Bab Ke-4: Meninggalkan
Shalatullail untuk Orang Sakit
584. Jundub berkata, "Nabi sakit, maka
beliau tidak mendirikan shalat satu malam atau dua malam."
585. Jundub bin Abdullah berkata, "Jibril tidak mendatangi Nabi, kemudian ada seorang wanita dari kaum Quraisy berkata, 'Setannya Muhammad terlambat datang kepada Muhammad (yakni agak lama tidak datang kepada beliau).' Kemudian turunlah ayat, 'Wadhdhuhaa wal-laili idzaa sajaa.

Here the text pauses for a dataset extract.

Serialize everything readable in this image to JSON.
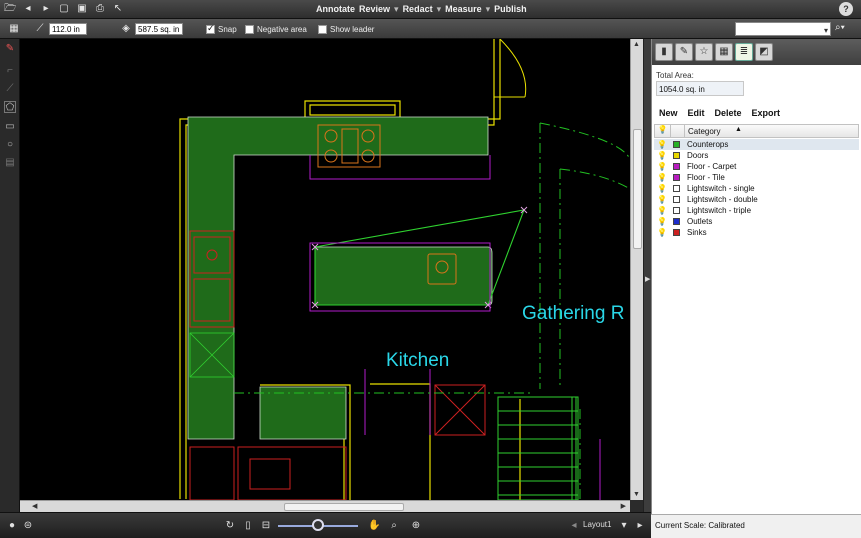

Maa wadda'aka Rabbuka wamaa qalaa.'"
Bab Ke-5: Anjuran Nabi dengan
Sangat untuk Mengerjakan Shalatullail dan Shalat-Shalat Sunnah lain, Tetapi
Tidak Mewajibkannya
Nabi saw. mengetuk pintu Fatimah dan Ali
pada suatu malam untuk shalat.[4]
586. Aisyah berkata, "Sesungguhnya Rasulullah meninggalkan amal padahal beliau senang untuk mengamalkannya, karena takut manusia mengamalkannya lalu difardhukan atas mereka. Saya tidak (pernah melihat Rasulullah 2/54) melakukan shalat sunnah seperti shalat sunnah dhuha, dan sesungguhnya saya mengerjakannya."[5]
586. Aisyah berkata, "Sesungguhnya Rasulullah meninggalkan amal padahal beliau senang untuk mengamalkannya, karena takut manusia mengamalkannya lalu difardhukan atas mereka. Saya tidak (pernah melihat Rasulullah 2/54) melakukan shalat sunnah seperti shalat sunnah dhuha, dan sesungguhnya saya mengerjakannya."[5]
Bab Ke-6: Berdirinya Nabi dalam
Shalat Malam Sehingga Kedua Kakinya Bengkak
587. Mughirah bin Syu'bah berkata,
"Sesungguhnya Rasulullah bangun untuk shalat sehingga kedua telapak kaki
atau kedua betis beliau bengkak. Lalu dikatakan kepada beliau, 'Allah
mengampuni dosa-dosamu terdahulu dan yang kemudian, mengapa engkau masih shalat
seperti itu?' Lalu, beliau menjawab, 'Apakah tidak sepantasnya bagiku menjadi
hamba yang bersyukur?'"
Bab Ke-7: Orang yang Tidur di
Waktu Sahar (Dini Hari Menjelang Subuh)
588. Masruq berkata, "Aku bertanya
kepada Aisyah, 'Apakah amal yang paling disukai Nabi?' Ia menjawab, 'Amal yang
dilakukan secara terus-menerus.' (Dalam satu riwayat: 'Amal yang paling disukai
Rasulullah ialah yang dilakukan oleh pelakunya secara konstan/ajeg.' 7/181).
Lalu aku bertanya lagi, 'Kapan beliau bangun?' Aisyah menjawab, 'Apabila telah
mendengar kokok ayam.'" (Dalam satu riwayat: 'Apabila mendengar kokok
ayam, beliau bangun lalu mengerjakan shalat)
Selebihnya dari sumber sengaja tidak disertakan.